Por esa clase de gloriosos momentos es único Stendhal. Hay pocas cosas más ingratas que escuchar a alguien contar sus desgracias amorosas, salvo que ese alguien sea Henri Beyle. En Francia hay una pomposa asociación que se hace llamar “Amigos de Stendhal”. Hay que ser pomposo para tener carnet de amigo de un escritor muerto hace siglo y medio. Pero los Amigos de Stendhal son así, y no queda más remedio que soportarlos porque gracias a ellos se conoce una necrológica formidable que el propio Stendhal escribió sobre sí mismo cinco años antes de morir, y que empieza así: “Hotel Favart. Llueve a cántaros. Esto puede ser leído sólo después de la muerte del firmante, a fin de evitar ofrendas envenenadas hacia aquel que se simula honrar”.

Hablando de sí mismo en tercera persona (“Su padre le prohibió conocer París antes de los treinta años para que no se degradara en sus costumbres”), Stendhal procede a relatar todas las campañas militares e intrigas políticas en las que participó, combinadas con los fervores y desengaños amorosos que sufrió. No ahorra nombres de militares y políticos, pero a todas las damas las menciona sólo con inicial (a veces no puede con su genio y agrega una segunda letra, para regocijo de su club de amigos, que llevan ciento cincuenta años discutiendo la identidad de cada una de esas damas).

Stendhal dice de sí mismo que fue “el más feliz y probablemente el más desequilibrado de los hombres”. Que adoraba la música, la gloria literaria y el arte de tirar un buen golpe de sable.

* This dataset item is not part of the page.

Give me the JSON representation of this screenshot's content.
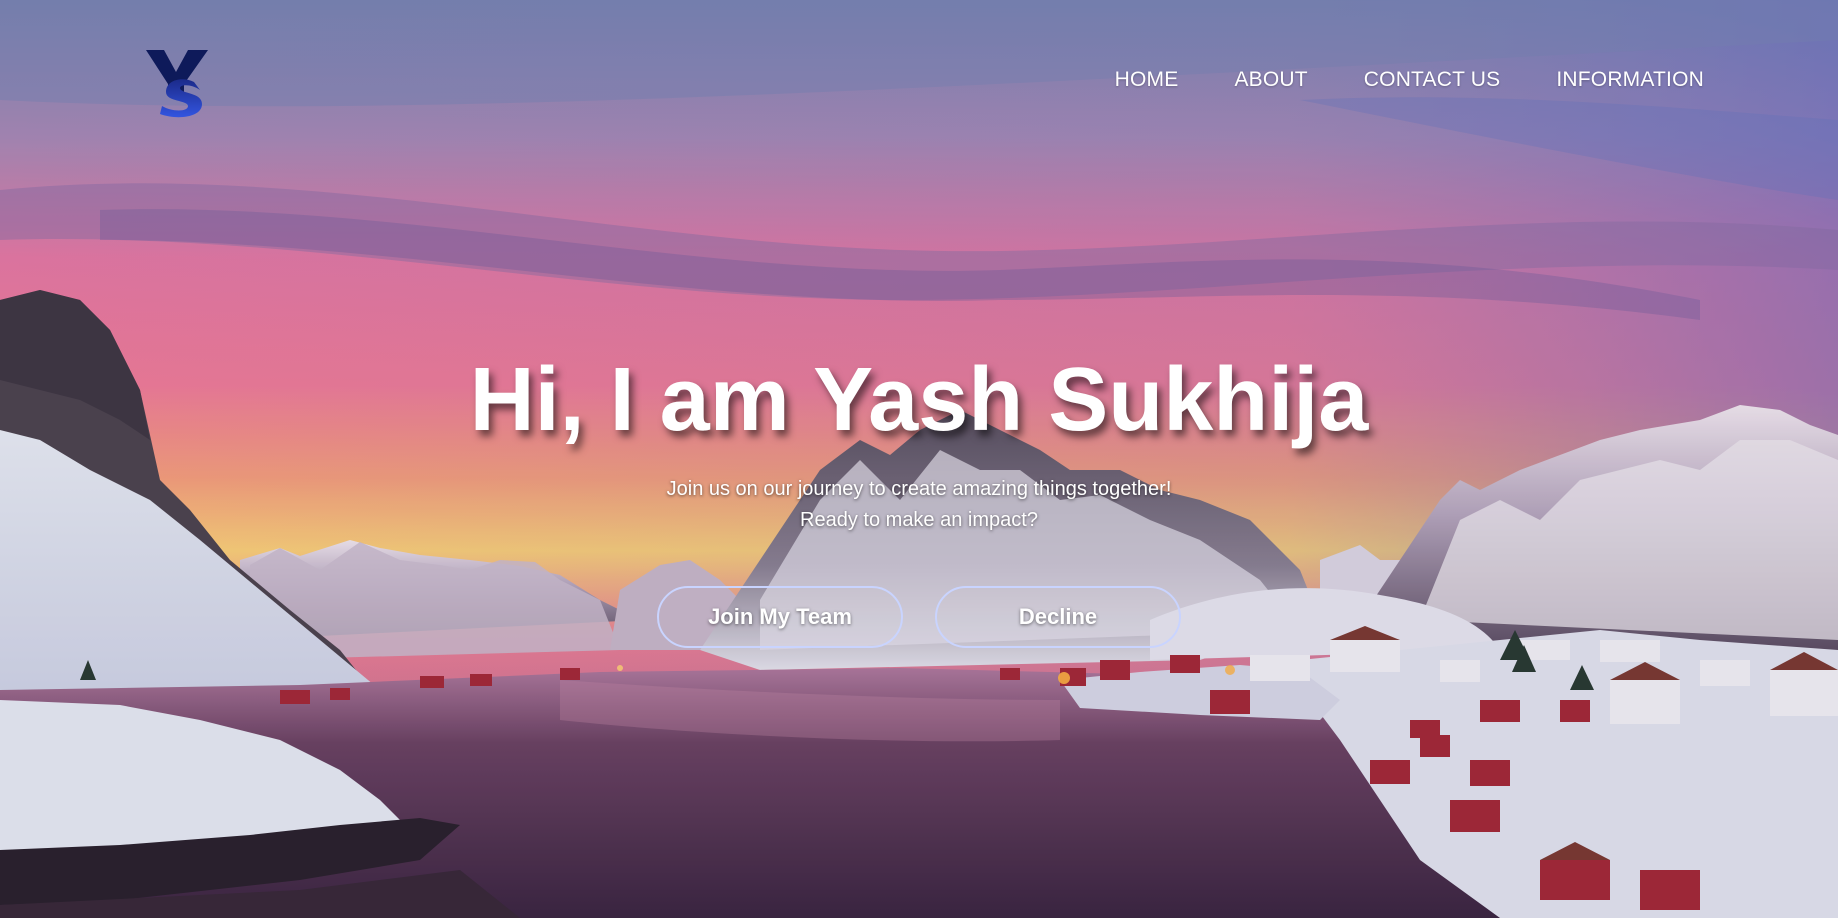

Que despreció a Voltaire por pueril, a Madame de Staël por enfática y a Bossuet porque parecía una burla seria. Que respetó a un solo hombre en su vida, llamado Napoleón Bonaparte, y que quizá fue amado, “aunque no era para nada guapo”, por alguna de esas damas cuyas iniciales quedaron grabadas en su corazón. Y entonces, el feo, el viejo, el siempre derrotado y nunca vencido en la vida y el amor, remata su necrológica con esta frase fenomenal: “Fin de estas notas escritas de 4 a 6 de esta mañana de lluvia abominable. Sin releerlas, para no mentir”. Por esa clase de gloriosos momentos es único Stendhal.